Let $S$ be a set of $n$ points in the plane, the distance between any two of which is at most one. Show that there are at most $n$ pairs of points of $S$ at distance exactly one.
My attempt on proof:
Construct a graph $G$ in which $2$ vertices are adjacent if and only if their distance is exactly one.
Then graph contains $3$ vertices in the form of equilateral triangle (so, $3$ pairs). I don't know how to generalize this.
Best Answer
Hint 1:
given a point, where is located a point at distance 1 from this point ?
Hint 2:
considering the graph whose vertices are the points, and edges are the pairs of points at distance $1$, if a vertex has degree 3, show that one of its neighbours has degree one.
Hint 3:
once you have a cycle in this graph, can you have an other ?
[Edit, since a full proof was provided and mine was asked for]
I. intersection between unit circles.
If two distinct unit circles $\mathcal{C}_1$ and $\mathcal{C}_2$ intersect, their intersection is made of two points, located on the bisector of the segment joining the centres of the circles. This intersection splits $\mathcal{C}_1$ into two arcs.The arc contained on the side of the bisector which does not contain the center of $\mathcal{C}_1$ is shorter than a semi-circle, and is contained in $\mathcal{C}_2$. The intersection of $k$ unit discs is a convex shape whose boundary is made of arcs from the $k$ circles. Each of these arcs is smaller than a semi-circle, and we will refer to such a shape as a polyarc. Since the discs we will intersect are distinct, there cannot be tangent intersections between their boundaries.
II. If a circle intersects an arc of a polyarc, a corner of the polyarc is outside the circle.
By convexity, the polyarc $\mathcal{P}$ and the circle $\mathcal{C}$ intersect in two points. If $\mathbf{p}_1$ is our intersection, by convexity as well, since all the corners of $\mathcal{P}$ are inside $\mathcal{C}$ the second intersection $\mathbf{p}_2$ is located on the same arc as $\mathbf{p}_1$. The portion of the arc between $\mathbf{p}_1$ and $\mathbf{p}_2$ is shorter than a semi circle, and therefore has to be the portion of the circle defining the arc which lies inside $\mathcal{C}$. Therefore, the two corners of the arc are outside $\mathcal{C}$, which is a contradiction.
III. If a vertex of the graph has valence 3, one of its neighbours has valence 1.
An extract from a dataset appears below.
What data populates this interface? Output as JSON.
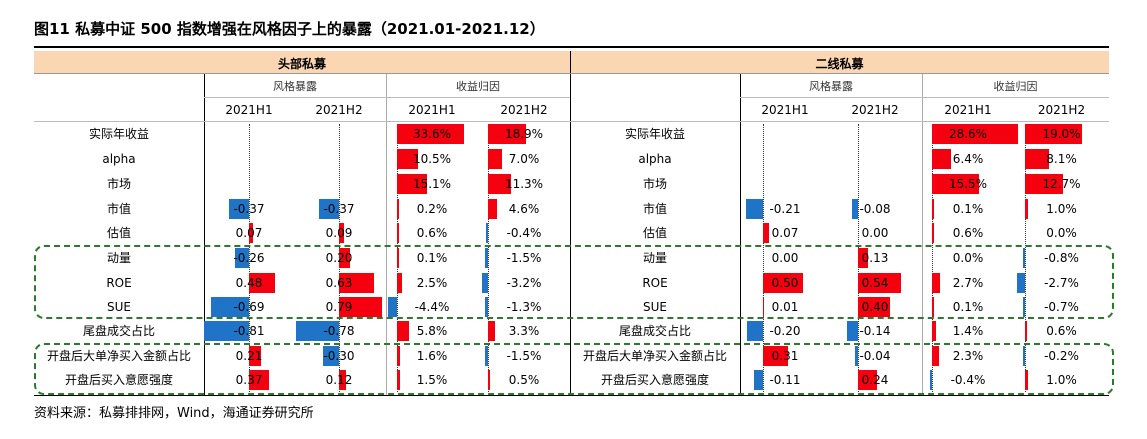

Let us consider $\mathbf{p}_0$ of valence 3, and $\mathbf{p}_1$, $\mathbf{p}_2$ and $\mathbf{p}_3$ its neighbours. Wlog, $\mathbf{p}_2$ is between $\mathbf{p}_1$ and $\mathbf{p}_3$ on the circle centered at $\mathbf{p}_0$. The polyarc resulting from the intersection of the discs of $\mathbf{p}_0$, $\mathbf{p}_1$ and $\mathbf{p}_3$ has 3 corners, and $\mathbf{p}_0$ is one of them. If $\mathbf{p}_2$ has a neighbour $\mathbf{p}_4$, the circle $\mathcal{C}$ centred at $\mathbf{p}_4$ passes through $\mathbf{p}_2$ and cuts an arc of the polyarc at this point. From II, one of the corners of the polyarc lies outside the circle, and this cannot be $\mathbf{p}_0$. Therefore half of the arc containing $\mathbf{p}_2$ is outside $\mathcal{C}$, and either does $\mathbf{p}_1$ or $\mathbf{p}_3$, which is a contradiction.
IV. There can be only one cycle
All the vertices of a cycle have valence at least 2, and are therefore corners of the polyarc. In addition, from II, adding a new vertex can only increase the number of corners of the polyarc by 1. Therefore the polyarc has no other corners than the vertices of the cycle. If a new vertex $\mathbf{p}_1$ is added strictly inside the polyarc and has a neighbour $\mathbf{p}_2$, the circle centered at $\mathbf{p}_2$ passing through $\mathbf{p}_1$ intersects the polyarc and a corner of the polyarc is outside this circle, which is a contradiction. $\mathbf{p}_1$ is therefore located on the boundary of the polyarc, and one of the corners is among its neighbours. Since the corners all have valence at least 2, $\mathbf{p}_1$ has valence 1 and cannot be part of a cycle. There is therefore only one cycle. If we have a cycle, cutting an edge of the cycle transforms the graph into a tree which has at $n-1$ vertices. Otherwise, the graph is a forest and has less than $n$ vertices.